Deploying resources from code
Direction one is the common workflow for deploying infrastructure. Infrastructure is defined in code and deployed via pipeline.
This works great, has a lot of advantages and everyone is doing it.
Capture existing resources to code
Direction two is the reverse. Existing Infrastructure is captured back to code via pipeline.
This workflow is required when we want to bring existing resources into code or when changes have been made manually and need to be retrofitted to code.
This is a common requirement but often done via ad-hoc means.
Bidirectional Infrastructure as code
And this brings us to the concept of Bidirectional Infrastructure as Code which combines "Deploying resources from code" and "Capture existing resources to code".
Definition:
Bidirectional Infrastructure as Code builds on Infrastructure as Code to not only deploy infrastructure from code but to also be able to capture the infrastructure to code.
A bidirectional pipeline needs to have at least two modes: One to deploy and one to capture, and a consistent method to reliably create the code.
Advantages
There are some major advantages to implementing Bidirectional Infrastructure as code.
Getting started is quick and easy
You need only run the capture pipeline and all the existing resources will be captured to code and can be managed from there going forward.
Retrofitting manual changes is simplified
Any ongoing changes made manually in the portal are easily retrofitted to the code by re-running the capture pipeline.
Increased development velocity
Doing manual configuration is often much quicker than using tradition IaC.
With bidirectional IaC you can now chose the method that works best for you at the time.
It is just as valid to make ad-hoc manual changes to your infrastructure and capture them back to code as to do them in code.
Interesting new workflows are also made possible.

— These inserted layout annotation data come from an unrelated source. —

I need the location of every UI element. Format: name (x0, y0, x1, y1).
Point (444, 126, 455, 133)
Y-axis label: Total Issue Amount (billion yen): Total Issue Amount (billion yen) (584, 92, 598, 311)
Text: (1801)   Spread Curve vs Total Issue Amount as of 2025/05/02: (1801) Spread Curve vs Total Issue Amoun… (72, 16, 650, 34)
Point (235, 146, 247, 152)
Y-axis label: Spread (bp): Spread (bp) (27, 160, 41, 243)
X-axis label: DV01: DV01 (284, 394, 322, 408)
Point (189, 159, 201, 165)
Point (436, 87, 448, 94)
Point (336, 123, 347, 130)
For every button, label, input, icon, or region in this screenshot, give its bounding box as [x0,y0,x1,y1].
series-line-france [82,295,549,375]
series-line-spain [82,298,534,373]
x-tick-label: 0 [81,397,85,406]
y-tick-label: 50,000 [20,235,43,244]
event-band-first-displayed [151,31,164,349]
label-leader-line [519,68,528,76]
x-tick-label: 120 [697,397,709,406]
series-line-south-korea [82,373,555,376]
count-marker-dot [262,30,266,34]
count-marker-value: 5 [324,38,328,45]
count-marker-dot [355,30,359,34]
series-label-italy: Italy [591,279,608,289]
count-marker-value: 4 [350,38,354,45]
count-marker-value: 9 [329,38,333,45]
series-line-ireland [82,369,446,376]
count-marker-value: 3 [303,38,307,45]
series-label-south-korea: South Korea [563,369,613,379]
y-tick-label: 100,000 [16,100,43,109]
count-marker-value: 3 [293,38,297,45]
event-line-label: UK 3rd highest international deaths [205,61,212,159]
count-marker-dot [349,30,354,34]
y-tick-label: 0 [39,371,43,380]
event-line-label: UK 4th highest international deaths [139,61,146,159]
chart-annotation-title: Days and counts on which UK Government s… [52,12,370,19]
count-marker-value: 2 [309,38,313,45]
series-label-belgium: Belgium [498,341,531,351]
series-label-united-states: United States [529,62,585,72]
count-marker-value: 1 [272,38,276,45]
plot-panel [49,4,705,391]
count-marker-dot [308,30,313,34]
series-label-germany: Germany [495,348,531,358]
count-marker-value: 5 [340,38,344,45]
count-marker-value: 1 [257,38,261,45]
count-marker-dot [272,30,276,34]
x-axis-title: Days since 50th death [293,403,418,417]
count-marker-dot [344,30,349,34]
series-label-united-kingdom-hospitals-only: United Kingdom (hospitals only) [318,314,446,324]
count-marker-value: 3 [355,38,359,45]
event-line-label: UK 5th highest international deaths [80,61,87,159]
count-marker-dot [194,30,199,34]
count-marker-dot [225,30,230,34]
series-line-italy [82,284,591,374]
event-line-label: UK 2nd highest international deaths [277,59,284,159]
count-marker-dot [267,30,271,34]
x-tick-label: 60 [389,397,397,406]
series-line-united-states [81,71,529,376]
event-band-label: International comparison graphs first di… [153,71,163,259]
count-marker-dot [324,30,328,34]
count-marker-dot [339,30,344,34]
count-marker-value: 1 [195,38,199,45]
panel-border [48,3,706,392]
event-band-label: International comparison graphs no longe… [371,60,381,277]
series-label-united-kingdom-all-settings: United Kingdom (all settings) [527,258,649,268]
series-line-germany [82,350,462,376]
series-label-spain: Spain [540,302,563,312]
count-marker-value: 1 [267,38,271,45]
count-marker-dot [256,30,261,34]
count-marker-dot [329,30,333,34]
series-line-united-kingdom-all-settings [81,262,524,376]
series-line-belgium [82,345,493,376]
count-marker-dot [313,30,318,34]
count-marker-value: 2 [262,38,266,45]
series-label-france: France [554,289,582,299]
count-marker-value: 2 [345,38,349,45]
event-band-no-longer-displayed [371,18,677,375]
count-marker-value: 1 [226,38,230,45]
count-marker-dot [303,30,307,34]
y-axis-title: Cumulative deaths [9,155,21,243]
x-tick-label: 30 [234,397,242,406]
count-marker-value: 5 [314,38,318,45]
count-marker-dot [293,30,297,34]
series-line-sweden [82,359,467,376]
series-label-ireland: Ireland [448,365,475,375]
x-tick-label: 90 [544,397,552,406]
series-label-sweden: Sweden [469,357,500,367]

A good example is to allow manual configuration in DEV (or Sandbox) to speed up development, but capture DEV back to code and use this code to deploy TST and PRD.
Summary
Bidirectional IaC has some major advantages particularly around increased velocity and flexibility.
Maybe a few years from now a business will be able to point the capture pipeline at their cloud provider and have all resources captured to code in one run.
Realistically in the short term bidirectional pipelines would be best for simple, high volume resources or configurations, and particularly those that can be deployed from one pipeline for the entire environment.